The proportional increase in these immature erythroid cells in the neonatal spleen approximately one week after birth is associated with a decrease in B and T cells. The decrease in the lymphocytic populations is probably due to the space limitation within the spleen, since the erythroid cells occupy most of the capacity of this organ. It is also possible that erythroid cells may “out compete” T and B cells for the same proliferative or homeostatic factors in the process of expansion. Histological analysis of spleen from day-6 neonates showed a disrupted cell distribution with B and T cell areas are no longer defined due to the homogenous distribution of nucleated erythroid cells (data not shown). The space limitation, disrupted organogenesis, and possible direct suppression by secreted factors 51 might account for the apparently impaired immune function reported in older data regarding neonates of this age. However, it is clear that these obstacles can be relatively overcome, with the outcome a skewing of the immune response 9, 10, 16, 18.

We show here for the first time that neonatal immature erythroid cells from the spleen can regulate CD4 T cell differentiation and the cytokine pattern produced. Our studies show that the presence of these neonatal immature erythroid cells during the activation of CD4 T cells leads to effector cells that produce reduced levels of IL-2 and IFNγ (considered as Th1-type of cytokines), but instead produce increased levels of IL-4 (the prototype Th2 cytokine). Thus, the neonatal immature erythroid cells can alter the Th1/Th2 cytokine balance, and these cells may support a Th2 bias during neonatal development.

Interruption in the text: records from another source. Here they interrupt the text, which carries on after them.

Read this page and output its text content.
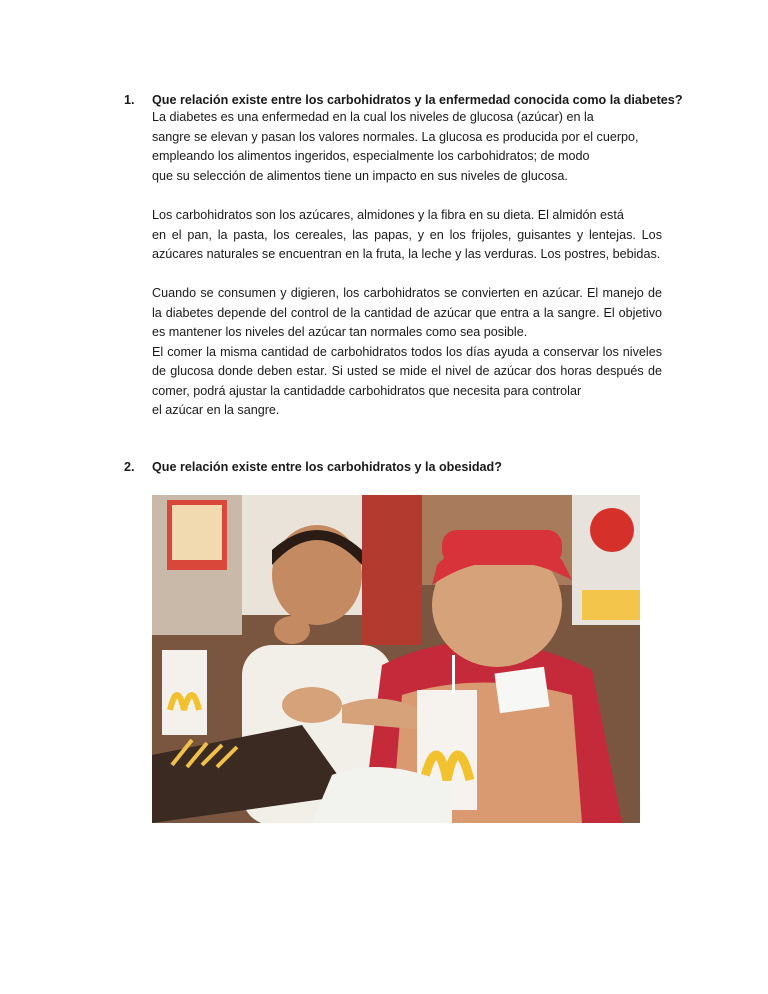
1. Que relación existe entre los carbohidratos y la enfermedad conocida como la diabetes?

La diabetes es una enfermedad en la cual los niveles de glucosa (azúcar) en la

sangre se elevan y pasan los valores normales. La glucosa es producida por el cuerpo,

empleando los alimentos ingeridos, especialmente los carbohidratos; de modo

que su selección de alimentos tiene un impacto en sus niveles de glucosa.

Los carbohidratos son los azúcares, almidones y la fibra en su dieta. El almidón está

en el pan, la pasta, los cereales, las papas, y en los frijoles, guisantes y lentejas. Los

azúcares naturales se encuentran en la fruta, la leche y las verduras. Los postres, bebidas.

Cuando se consumen y digieren, los carbohidratos se convierten en azúcar. El manejo de

la diabetes depende del control de la cantidad de azúcar que entra a la sangre. El objetivo

es mantener los niveles del azúcar tan normales como sea posible.

El comer la misma cantidad de carbohidratos todos los días ayuda a conservar los niveles

de glucosa donde deben estar. Si usted se mide el nivel de azúcar dos horas después de

comer, podrá ajustar la cantidadde carbohidratos que necesita para controlar

el azúcar en la sangre.

2. Que relación existe entre los carbohidratos y la obesidad?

A potential mechanism by which immature erythroid cells can modulate the CD4 T cell immune response is through the secretion of cytokines. Here we show that neonatal Ter119+ spleen cells produce IL-6 and that this IL-6 contributes to the IL-4 upregulation in CD4 T cells when co-cultured. However, we do not rule out the participation of alternative mechanisms by which neonatal spleen erythroid cells can participate in effector CD4 T cell differentiation, such as by secretion of other cytokines as well as by physical interaction (e.g. adhesion molecules) with receptors/ligands on CD4 T cells. Moreover, these studies do not completely rule out the possible involvement of other cell types that might indirectly mediate the effects of Ter119+ cells on CD4 T cells.

In summary, we have identified here that neonatal immature erythroid cells have an immunomodulatory role in CD4 T cell responses and that the massive presence of these cells in the spleen, selectively at several days after birth, could have a major impact in the overall immune response in neonates. Thus, the course of an immune response during infection or during vaccination of infants could be influenced by the presence of these immature erythroid cells. These studies underline the complex nature of the immune response in neonates and suggest future studies of the effects of Ter119+ cells on the function of other immune cells.